What drives people to the pursuit of statistical research is usually the hope of discovering in this way new facts of general and not merely historical importance. But this hope is inevitably disappointed. I certainly do not wish to underrate the importance of historical information about the particular situation. I doubt, however, whether the observation and measurement of true mass phenomena has significantly improved our understanding of the market process. What we can find by this procedure, as by all observation of particular circumstances, may possibly be special relations, determined by the particular circumstances of the moment and the place, which indeed, perhaps for some time may enable us to make correct predictions. But with general laws which help to explain how at different places the course of economic affairs is determined, these quantitative relations between measurable magnitudes have precious little to do. Indeed, even the very moderate hopes which I myself had at one time concerning the usefulness of such economic forecasts based on observed statistical regularities has mostly been disappointed. The concrete course of the process of adaptation to unknown circumstances cannot be predicted. All we can predict is certain abstract features of the process, not its concrete manifestations.
It is now frequently assumed that at least the theory of money, in the nature of that subject, must be macro-theory. I can see no reason whatever for this. The cause for this belief is apparently the fact that the value of money is usually conceived as corresponding to an average of prices. But that is no more true than it is of the value of any other commodity. I do not see for instance, that our habitual use of index numbers of prices, although undoubtedly very convenient for many purposes, has in any way assisted our understanding of the effect of monetary changes, or to draw relevant conclusions, except, perhaps about the behavior of index numbers.

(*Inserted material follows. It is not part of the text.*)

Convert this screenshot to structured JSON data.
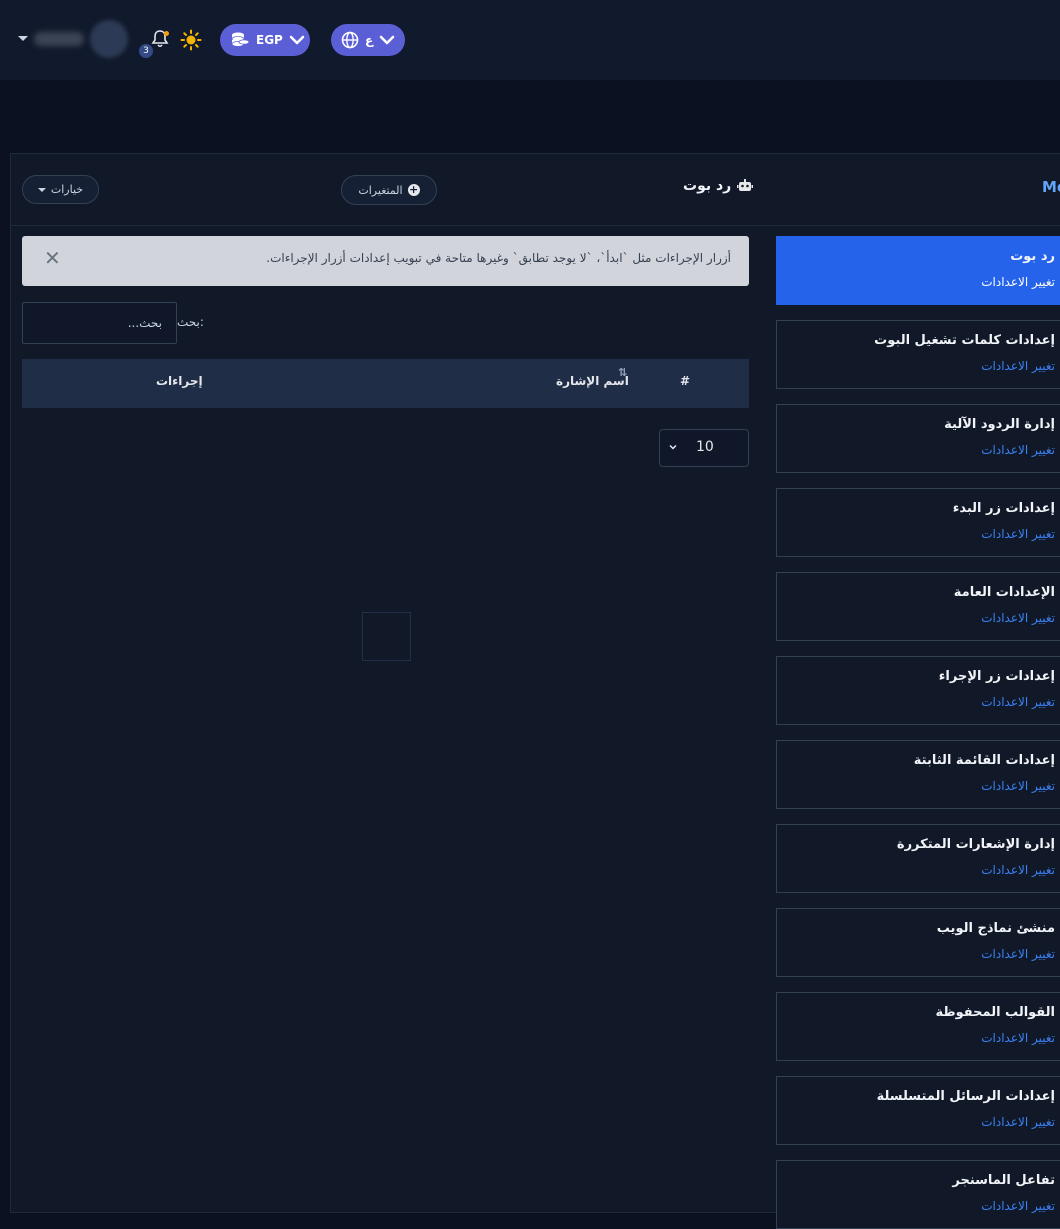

The interesting problems are those of the effect of monetary changes on particular prices, and about these index numbers or changes of general price levels, tell us nothing.
It seems to me more and more that the immense efforts which during the great popularity of macroeconomics over the last thirty or forty years have been devoted to it, were largely misspent, and that if we want to be useful in the future we shall have to be content to improve and spread the admittedly limited insights which micro-economics conveys.
I believe it is only microeconomics which enables us to understand the crucial functions of the market process: that it enables us to make effective use of information about thousands of facts of which nobody can have full knowledge.